キシは何と言っていいかわからないまま、話題を巻き戻すことにした。
「お酒を本当に飲みたいわけじゃないし、今回は遠慮しておこうかな」
『うん。それが良いと思うよ。どうせ宴会は夜になるだろうから、キシは寝て待っててよ』
「それじゃあ、そうさせてもらうよ」
キシはカーゴ近くまで引き上げてきて、ファウンダー・エクスリッチを地面に座らせた。
コックピットを空けて降りようかと思ったが、興奮冷めやらぬ人たちが、その元気を休憩所の再建に向けて騒がしくしている姿を見て、下にいく気が失せた。

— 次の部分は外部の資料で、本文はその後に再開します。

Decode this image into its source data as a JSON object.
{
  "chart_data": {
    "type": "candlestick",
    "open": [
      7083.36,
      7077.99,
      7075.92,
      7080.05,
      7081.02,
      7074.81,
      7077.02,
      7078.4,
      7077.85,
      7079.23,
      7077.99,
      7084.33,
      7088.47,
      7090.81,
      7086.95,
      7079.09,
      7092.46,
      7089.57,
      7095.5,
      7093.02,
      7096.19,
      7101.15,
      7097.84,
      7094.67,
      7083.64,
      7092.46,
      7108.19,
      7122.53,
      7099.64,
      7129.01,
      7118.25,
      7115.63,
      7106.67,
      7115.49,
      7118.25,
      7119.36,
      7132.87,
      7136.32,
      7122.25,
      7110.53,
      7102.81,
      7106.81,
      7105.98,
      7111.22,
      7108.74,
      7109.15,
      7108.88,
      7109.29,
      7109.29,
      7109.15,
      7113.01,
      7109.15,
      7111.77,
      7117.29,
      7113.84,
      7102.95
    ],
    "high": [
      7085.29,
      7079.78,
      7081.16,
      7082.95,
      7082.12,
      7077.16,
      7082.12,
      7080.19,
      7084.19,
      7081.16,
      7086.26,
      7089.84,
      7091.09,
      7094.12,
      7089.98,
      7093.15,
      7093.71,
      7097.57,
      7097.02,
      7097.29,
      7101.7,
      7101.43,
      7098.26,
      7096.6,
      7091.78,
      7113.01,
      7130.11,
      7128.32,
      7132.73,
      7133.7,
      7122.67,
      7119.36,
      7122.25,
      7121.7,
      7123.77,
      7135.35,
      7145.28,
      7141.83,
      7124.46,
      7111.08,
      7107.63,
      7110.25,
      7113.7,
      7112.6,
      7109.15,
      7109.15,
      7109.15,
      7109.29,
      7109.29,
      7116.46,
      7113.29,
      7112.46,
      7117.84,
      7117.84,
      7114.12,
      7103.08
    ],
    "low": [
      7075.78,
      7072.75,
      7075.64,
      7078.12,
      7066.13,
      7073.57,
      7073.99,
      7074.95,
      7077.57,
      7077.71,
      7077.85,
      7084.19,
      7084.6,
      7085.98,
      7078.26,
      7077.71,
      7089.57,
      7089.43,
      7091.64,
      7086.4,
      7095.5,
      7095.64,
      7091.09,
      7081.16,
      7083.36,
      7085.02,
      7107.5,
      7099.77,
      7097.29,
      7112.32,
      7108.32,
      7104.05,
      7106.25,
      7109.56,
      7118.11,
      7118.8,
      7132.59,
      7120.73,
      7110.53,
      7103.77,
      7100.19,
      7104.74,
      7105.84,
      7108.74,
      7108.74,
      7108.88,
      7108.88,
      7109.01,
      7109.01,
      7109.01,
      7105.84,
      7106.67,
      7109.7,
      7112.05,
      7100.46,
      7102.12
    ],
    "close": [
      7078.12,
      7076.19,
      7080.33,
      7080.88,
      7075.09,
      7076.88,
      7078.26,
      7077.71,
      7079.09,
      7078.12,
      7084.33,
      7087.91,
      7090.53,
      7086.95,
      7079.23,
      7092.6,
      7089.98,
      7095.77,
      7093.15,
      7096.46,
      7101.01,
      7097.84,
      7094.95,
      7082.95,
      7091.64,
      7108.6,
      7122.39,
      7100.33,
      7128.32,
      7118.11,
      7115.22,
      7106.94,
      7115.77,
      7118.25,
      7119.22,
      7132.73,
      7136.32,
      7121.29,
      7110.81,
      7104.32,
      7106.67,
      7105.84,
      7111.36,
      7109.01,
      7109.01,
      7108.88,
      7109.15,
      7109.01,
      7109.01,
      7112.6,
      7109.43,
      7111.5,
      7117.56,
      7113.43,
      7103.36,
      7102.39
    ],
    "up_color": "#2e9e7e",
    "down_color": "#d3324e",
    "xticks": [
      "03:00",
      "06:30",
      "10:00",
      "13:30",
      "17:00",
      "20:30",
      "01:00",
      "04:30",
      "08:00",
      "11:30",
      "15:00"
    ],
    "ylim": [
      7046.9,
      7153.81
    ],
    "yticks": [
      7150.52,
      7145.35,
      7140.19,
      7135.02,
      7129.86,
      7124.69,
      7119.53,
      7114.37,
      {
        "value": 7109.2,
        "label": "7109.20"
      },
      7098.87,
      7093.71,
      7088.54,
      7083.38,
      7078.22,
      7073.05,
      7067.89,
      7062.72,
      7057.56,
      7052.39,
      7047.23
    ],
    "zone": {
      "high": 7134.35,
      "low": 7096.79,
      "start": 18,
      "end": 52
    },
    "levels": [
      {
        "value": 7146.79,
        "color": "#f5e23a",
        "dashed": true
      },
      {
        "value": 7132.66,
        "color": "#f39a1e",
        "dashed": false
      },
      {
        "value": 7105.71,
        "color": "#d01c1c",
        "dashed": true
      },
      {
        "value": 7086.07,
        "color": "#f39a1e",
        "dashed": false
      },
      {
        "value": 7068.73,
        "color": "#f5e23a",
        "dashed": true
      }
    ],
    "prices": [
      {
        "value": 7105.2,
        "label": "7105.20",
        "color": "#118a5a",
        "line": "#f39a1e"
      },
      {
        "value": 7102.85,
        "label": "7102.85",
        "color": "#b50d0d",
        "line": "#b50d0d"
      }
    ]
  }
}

いま下手に下りれば、あの騒乱の渦の中に撒き込まれることが確実だからだ。
「邪魔にならない場所で、コックピットに入ったまま昼寝していた方がよさそうだな」
キシはファウンダー・エクスリッチを少し移動させ、喧騒が少し遠くに聞こえる場所で再び座らせると、その中で眠り始めた。
第三陣はかなりギリギリな戦いもあったため、精神的に疲労がたまっていたので、すんなりと夢の世界へと落ちていく。
その最中のキシの顔は、役目をやり切った満足感から、自然と緩い笑みになっていったのだった。